The West End of Glasgow is served by the Glasgow Subway, with several stations located within the district, including Hillhead, Kelvinhall and Partick. These stations provide frequent services connecting the West End with the city centre and the south side of Glasgow.

Partick station functions as a major interchange, linking subway services with suburban rail and bus routes. The subway system operates as a circular route, allowing direct access between key areas of the city without the need for transfers.

The Hillhead station, located near Byres Road and the University of Glasgow, is among the busiest stops in the West End due to its proximity to shops, restaurants and academic buildings.

=== Buses ===
The West End of Glasgow is well served by local bus services operated primarily by First Glasgow and other operators, providing connections across the city and surrounding areas.

Major routes run along key corridors such as Great Western Road, Byres Road and Dumbarton Road, linking the district with the city centre and other parts of Glasgow. Eastbound services generally connect to the city centre, including Buchanan Bus Station and central shopping areas, while westbound routes extend towards Partick, Scotstoun and Clydebank.

Interchange with rail and subway services is available at Partick station, which acts as a major transport hub for the West End.

== Education ==

The night view of the University of Glasgow's main building

The University of Glasgow is a major centre of higher education in the West End, located at Gilmorehill.
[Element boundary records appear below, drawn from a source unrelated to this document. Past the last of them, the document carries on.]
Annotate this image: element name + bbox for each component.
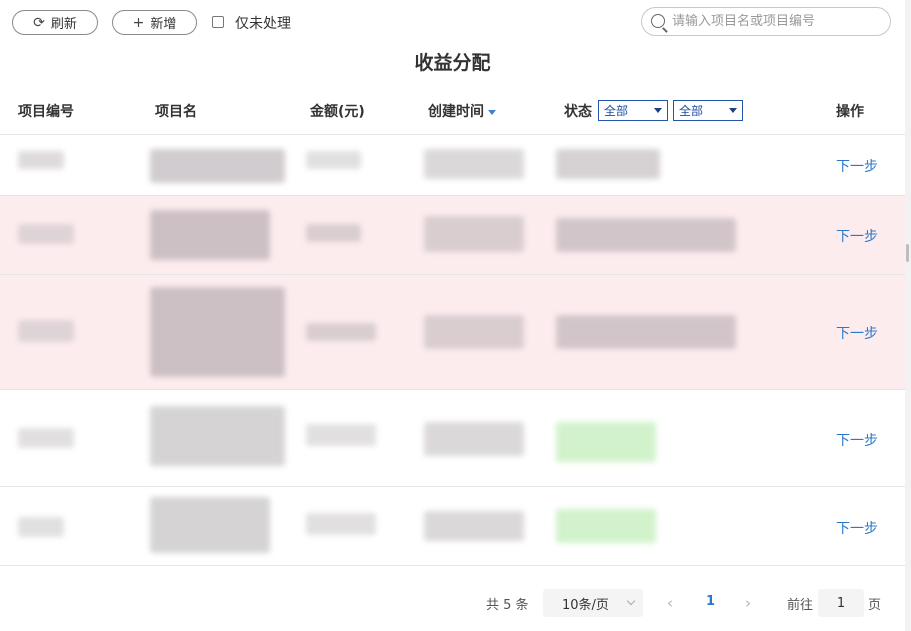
redacted-cell <box>306 151 361 169</box>
created-time-label: 创建时间 <box>428 104 484 120</box>
status-filter-1-value: 全部 <box>604 104 629 118</box>
scrollbar-thumb[interactable] <box>906 244 909 262</box>
redacted-cell <box>150 406 285 466</box>
redacted-cell <box>424 511 524 541</box>
goto-page-input[interactable]: 1 <box>818 589 864 617</box>
chevron-down-icon <box>626 596 636 606</box>
search-box[interactable] <box>641 7 891 36</box>
column-header-status: 状态 <box>564 104 592 120</box>
prev-page-button[interactable]: ‹ <box>667 594 673 612</box>
redacted-cell <box>424 149 524 179</box>
redacted-cell <box>306 513 376 535</box>
table-row: 下一步 <box>0 275 905 390</box>
table-row: 下一步 <box>0 135 905 196</box>
table-row: 下一步 <box>0 487 905 566</box>
page-title: 收益分配 <box>414 52 491 74</box>
redacted-cell <box>306 424 376 446</box>
sort-desc-icon[interactable] <box>488 109 496 115</box>
redacted-cell <box>18 320 74 342</box>
table-row: 下一步 <box>0 390 905 487</box>
status-filter-select-1[interactable]: 全部 <box>598 100 668 121</box>
only-unprocessed-checkbox[interactable] <box>212 16 224 28</box>
refresh-label: 刷新 <box>50 17 77 32</box>
next-page-button[interactable]: › <box>745 594 751 612</box>
redacted-cell <box>18 517 64 537</box>
redacted-cell <box>424 422 524 456</box>
column-header-created-time[interactable]: 创建时间 <box>428 101 496 121</box>
redacted-cell <box>556 149 660 179</box>
status-filter-2-value: 全部 <box>679 104 704 118</box>
redacted-cell <box>18 224 74 244</box>
pagination-total: 共 5 条 <box>486 598 529 613</box>
search-icon <box>651 14 665 28</box>
redacted-status <box>556 509 656 543</box>
dropdown-arrow-icon <box>654 108 662 113</box>
redacted-cell <box>306 323 376 341</box>
redacted-cell <box>424 315 524 349</box>
column-header-code: 项目编号 <box>18 104 74 120</box>
search-input[interactable] <box>672 11 884 32</box>
redacted-cell <box>18 428 74 448</box>
redacted-cell <box>556 315 736 349</box>
scrollbar-track[interactable] <box>905 0 911 631</box>
only-unprocessed-label: 仅未处理 <box>235 16 291 32</box>
plus-icon: + <box>132 14 145 31</box>
next-step-link[interactable]: 下一步 <box>836 518 878 538</box>
dropdown-arrow-icon <box>729 108 737 113</box>
next-step-link[interactable]: 下一步 <box>836 430 878 450</box>
add-label: 新增 <box>150 17 177 32</box>
goto-label: 前往 <box>787 598 814 613</box>
redacted-cell <box>150 497 270 553</box>
redacted-cell <box>150 149 285 183</box>
refresh-icon: ⟳ <box>33 14 45 31</box>
redacted-cell <box>150 210 270 260</box>
redacted-status <box>556 422 656 462</box>
add-button[interactable]: + 新增 <box>112 10 197 35</box>
table-row: 下一步 <box>0 196 905 275</box>
page-size-value: 10条/页 <box>562 597 609 613</box>
redacted-cell <box>18 151 64 169</box>
next-step-link[interactable]: 下一步 <box>836 156 878 176</box>
page-size-select[interactable]: 10条/页 <box>543 589 643 617</box>
redacted-cell <box>150 287 285 377</box>
next-step-link[interactable]: 下一步 <box>836 323 878 343</box>
page-suffix-label: 页 <box>868 598 882 613</box>
column-header-name: 项目名 <box>155 104 197 120</box>
current-page-number[interactable]: 1 <box>706 594 715 609</box>
redacted-cell <box>424 216 524 252</box>
income-distribution-page: ⟳ 刷新 + 新增 仅未处理 收益分配 项目编号 项目名 金额(元) 创建时间 … <box>0 0 911 631</box>
next-step-link[interactable]: 下一步 <box>836 226 878 246</box>
column-header-action: 操作 <box>836 104 864 120</box>
redacted-cell <box>556 218 736 252</box>
redacted-cell <box>306 224 361 242</box>
column-header-amount: 金额(元) <box>310 104 365 120</box>
status-filter-select-2[interactable]: 全部 <box>673 100 743 121</box>
refresh-button[interactable]: ⟳ 刷新 <box>12 10 98 35</box>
Founded in 1451, it is one of the oldest universities in the English-speaking world and moved to its present West End campus in 1870. The main campus includes a number of notable buildings in the Gothic Revival style, designed by Sir George Gilbert Scott.

Glasgow Academy is an independent school in the West End, established in 1845. The school operates primary and secondary divisions and occupies several buildings in the Hillhead area.
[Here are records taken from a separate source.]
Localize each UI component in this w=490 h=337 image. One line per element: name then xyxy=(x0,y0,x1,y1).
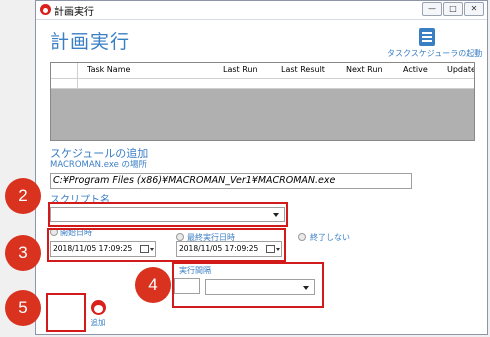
highlight-script-select xyxy=(48,202,288,227)
page-title: 計画実行 xyxy=(50,31,131,53)
callout-3: 3 xyxy=(5,235,41,271)
column-last-result[interactable]: Last Result xyxy=(281,65,325,74)
title-bar: 計画実行 — □ ✕ xyxy=(36,1,487,20)
column-next-run[interactable]: Next Run xyxy=(346,65,383,74)
no-end-label: 終了しない xyxy=(310,233,350,242)
task-table-header: Task Name Last Run Last Result Next Run … xyxy=(51,63,474,79)
minimize-icon[interactable]: — xyxy=(422,2,442,16)
callout-5: 5 xyxy=(5,290,41,326)
close-icon[interactable]: ✕ xyxy=(464,2,484,16)
callout-4: 4 xyxy=(135,267,171,303)
table-row[interactable] xyxy=(51,79,474,89)
task-scheduler-icon xyxy=(419,28,435,46)
window-title: 計画実行 xyxy=(54,7,94,18)
launch-task-scheduler-button[interactable]: タスクスケジューラの起動 xyxy=(385,28,485,58)
column-last-run[interactable]: Last Run xyxy=(223,65,258,74)
callout-2: 2 xyxy=(5,178,41,214)
column-update[interactable]: Update xyxy=(447,65,474,74)
no-end-radio[interactable] xyxy=(298,233,306,241)
highlight-add-button xyxy=(46,293,86,332)
maximize-icon[interactable]: □ xyxy=(443,2,463,16)
launch-task-scheduler-label: タスクスケジューラの起動 xyxy=(387,49,483,58)
column-task-name[interactable]: Task Name xyxy=(87,65,130,74)
task-table[interactable]: Task Name Last Run Last Result Next Run … xyxy=(50,62,475,141)
macroman-path-field[interactable]: C:¥Program Files (x86)¥MACROMAN_Ver1¥MAC… xyxy=(50,173,412,189)
macroman-location-label: MACROMAN.exe の場所 xyxy=(50,160,148,170)
highlight-datetime-pickers xyxy=(47,228,286,262)
app-icon xyxy=(40,4,51,15)
column-active[interactable]: Active xyxy=(403,65,428,74)
highlight-interval xyxy=(172,262,324,308)
add-icon xyxy=(91,300,106,315)
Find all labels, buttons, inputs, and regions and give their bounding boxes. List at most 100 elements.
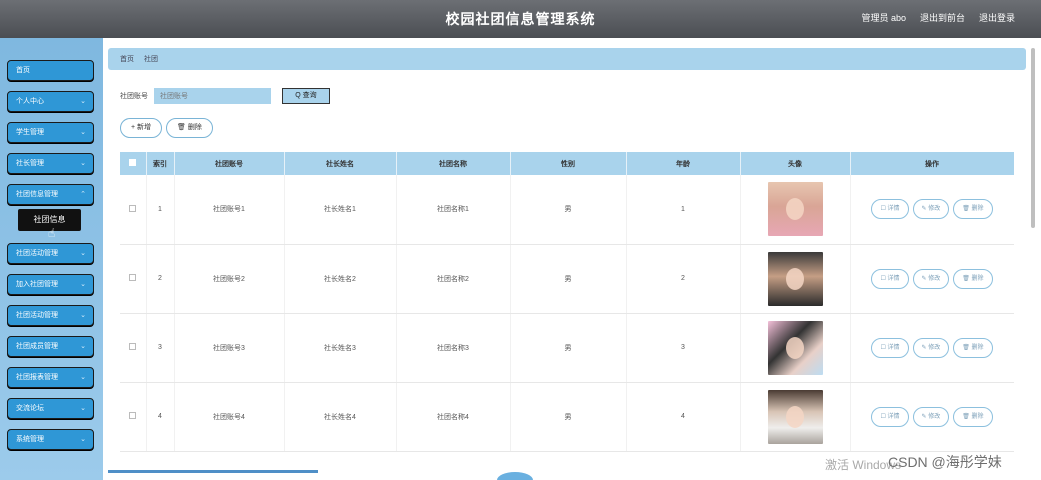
sidebar-item-label: 社团成员管理	[16, 343, 58, 350]
sidebar-item-join-club-management[interactable]: 加入社团管理 ⌄	[7, 274, 94, 295]
breadcrumb-home[interactable]: 首页	[120, 54, 134, 64]
chevron-down-icon: ⌄	[80, 312, 86, 319]
search-label: 社团账号	[120, 93, 148, 100]
batch-delete-button[interactable]: 🗑 删除	[166, 118, 213, 138]
column-header: 性别	[510, 152, 627, 175]
delete-button[interactable]: 🗑 删除	[953, 199, 993, 220]
column-header: 社团账号	[174, 152, 285, 175]
chevron-down-icon: ⌄	[80, 436, 86, 443]
chevron-down-icon: ⌄	[80, 281, 86, 288]
sidebar-item-club-activity-management[interactable]: 社团活动管理 ⌄	[7, 243, 94, 264]
delete-button[interactable]: 🗑 删除	[953, 406, 993, 427]
sidebar-item-system-management[interactable]: 系统管理 ⌄	[7, 429, 94, 450]
select-all-checkbox[interactable]	[129, 159, 137, 166]
detail-label: 详情	[887, 275, 900, 282]
chevron-down-icon: ⌄	[80, 129, 86, 136]
table-row: 4 社团账号4 社长姓名4 社团名称4 男 4 ☐ 详情 ✎ 修改 🗑 删除	[120, 382, 1014, 452]
search-bar: 社团账号 Q 查询	[120, 88, 330, 104]
sidebar-item-forum[interactable]: 交流论坛 ⌄	[7, 398, 94, 419]
row-checkbox[interactable]	[129, 204, 137, 212]
detail-button[interactable]: ☐ 详情	[871, 199, 909, 220]
cell-age: 1	[626, 175, 741, 245]
column-header: 社团名称	[396, 152, 511, 175]
cell-age: 3	[626, 313, 741, 383]
sidebar-item-label: 社团活动管理	[16, 250, 58, 257]
edit-button[interactable]: ✎ 修改	[912, 406, 950, 427]
edit-button[interactable]: ✎ 修改	[912, 268, 950, 289]
detail-button[interactable]: ☐ 详情	[871, 268, 909, 289]
top-bar: 校园社团信息管理系统 管理员 abo 退出到前台 退出登录	[0, 0, 1041, 38]
horizontal-scrollbar[interactable]	[108, 470, 318, 473]
cell-leader: 社长姓名3	[284, 313, 397, 383]
sidebar-item-label: 个人中心	[16, 98, 44, 105]
avatar	[767, 251, 823, 306]
sidebar-item-club-report-management[interactable]: 社团报表管理 ⌄	[7, 367, 94, 388]
sidebar-item-label: 首页	[16, 67, 30, 74]
action-buttons: + 新增 🗑 删除	[120, 118, 213, 138]
cell-account: 社团账号4	[174, 382, 285, 452]
sidebar-item-label: 加入社团管理	[16, 281, 58, 288]
select-all-cell	[120, 152, 147, 175]
sidebar-item-club-member-management[interactable]: 社团成员管理 ⌄	[7, 336, 94, 357]
cell-index: 4	[146, 382, 175, 452]
cell-age: 2	[626, 244, 741, 314]
sidebar-item-home[interactable]: 首页	[7, 60, 94, 81]
delete-label: 删除	[971, 344, 984, 351]
cell-club-name: 社团名称2	[396, 244, 511, 314]
cell-index: 1	[146, 175, 175, 245]
avatar	[767, 320, 823, 375]
sidebar-item-club-events-management[interactable]: 社团活动管理 ⌄	[7, 305, 94, 326]
column-header: 头像	[740, 152, 851, 175]
chevron-down-icon: ⌄	[80, 374, 86, 381]
cell-age: 4	[626, 382, 741, 452]
sidebar-item-leader-management[interactable]: 社长管理 ⌄	[7, 153, 94, 174]
row-checkbox[interactable]	[129, 274, 137, 281]
cell-gender: 男	[510, 313, 627, 383]
sidebar-item-label: 交流论坛	[16, 405, 44, 412]
edit-button[interactable]: ✎ 修改	[912, 337, 950, 358]
admin-label: 管理员 abo	[861, 13, 906, 23]
delete-button[interactable]: 🗑 删除	[953, 337, 993, 358]
exit-to-frontend-link[interactable]: 退出到前台	[920, 11, 965, 24]
table-header-row: 索引 社团账号 社长姓名 社团名称 性别 年龄 头像 操作	[120, 152, 1014, 175]
delete-button[interactable]: 🗑 删除	[953, 268, 993, 289]
chevron-down-icon: ⌄	[80, 250, 86, 257]
table-row: 3 社团账号3 社长姓名3 社团名称3 男 3 ☐ 详情 ✎ 修改 🗑 删除	[120, 313, 1014, 383]
header-user-area: 管理员 abo 退出到前台 退出登录	[861, 11, 1015, 24]
sidebar-item-label: 系统管理	[16, 436, 44, 443]
search-button[interactable]: Q 查询	[282, 88, 330, 104]
sidebar-item-label: 社团报表管理	[16, 374, 58, 381]
row-checkbox[interactable]	[129, 412, 137, 419]
column-header: 年龄	[626, 152, 741, 175]
edit-label: 修改	[928, 344, 941, 351]
cell-leader: 社长姓名2	[284, 244, 397, 314]
edit-label: 修改	[928, 275, 941, 282]
logout-link[interactable]: 退出登录	[979, 11, 1015, 24]
cell-index: 2	[146, 244, 175, 314]
chevron-down-icon: ⌄	[80, 343, 86, 350]
sidebar-item-personal-center[interactable]: 个人中心 ⌄	[7, 91, 94, 112]
sidebar-item-label: 社长管理	[16, 160, 44, 167]
vertical-scrollbar[interactable]	[1031, 48, 1035, 228]
chevron-down-icon: ⌄	[80, 405, 86, 412]
cell-gender: 男	[510, 244, 627, 314]
cell-account: 社团账号1	[174, 175, 285, 245]
table-row: 1 社团账号1 社长姓名1 社团名称1 男 1 ☐ 详情 ✎ 修改 🗑 删除	[120, 175, 1014, 245]
hand-cursor-icon: ☝	[48, 226, 56, 240]
add-button[interactable]: + 新增	[120, 118, 163, 138]
cell-club-name: 社团名称3	[396, 313, 511, 383]
sidebar-item-student-management[interactable]: 学生管理 ⌄	[7, 122, 94, 143]
chevron-up-icon: ⌃	[80, 191, 86, 198]
breadcrumb: 首页 社团	[108, 48, 1026, 70]
sidebar-item-club-info-management[interactable]: 社团信息管理 ⌃	[7, 184, 94, 205]
edit-button[interactable]: ✎ 修改	[912, 199, 950, 220]
detail-button[interactable]: ☐ 详情	[871, 406, 909, 427]
cell-leader: 社长姓名4	[284, 382, 397, 452]
club-account-search-input[interactable]	[154, 88, 271, 104]
sidebar-item-label: 社团活动管理	[16, 312, 58, 319]
row-checkbox[interactable]	[129, 343, 137, 350]
table-row: 2 社团账号2 社长姓名2 社团名称2 男 2 ☐ 详情 ✎ 修改 🗑 删除	[120, 244, 1014, 314]
sidebar: 首页 个人中心 ⌄ 学生管理 ⌄ 社长管理 ⌄ 社团信息管理 ⌃ 社团信息 ☝ 社团活动…	[0, 38, 103, 480]
detail-button[interactable]: ☐ 详情	[871, 337, 909, 358]
column-header: 社长姓名	[284, 152, 397, 175]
The district is also served by a number of state schools, including Hillhead High School, a secondary school located on Oakfield Avenue. The school has longstanding links with the University of Glasgow and serves much of the surrounding West End.

Several primary schools are located within or close to the West End, including Hillhead Primary School and Dowanhill Primary School. Together, these institutions contribute to the area's strong educational character.

== Religion ==
St Mary's Cathedral is a late 19th-century cathedral of the Scottish Episcopal Church in the West End. It is designed in the Gothic Revival style by Sir George Gilbert Scott and is a Category A listed building. The cathedral is one of the most prominent ecclesiastical buildings in the area.

Kelvinside Hillhead Parish Church is a parish church of the Church of Scotland located in the West End. Construction was completed in 1898 to designs by John James Burnet in a distinctive Victorian style. The church occupies a prominent position overlooking the River Kelvin.

St Silas' Church is an Episcopal church in the West End, completed in the 1870s. The building is designed in the Gothic style and forms part of the area's wider collection of historic religious architecture.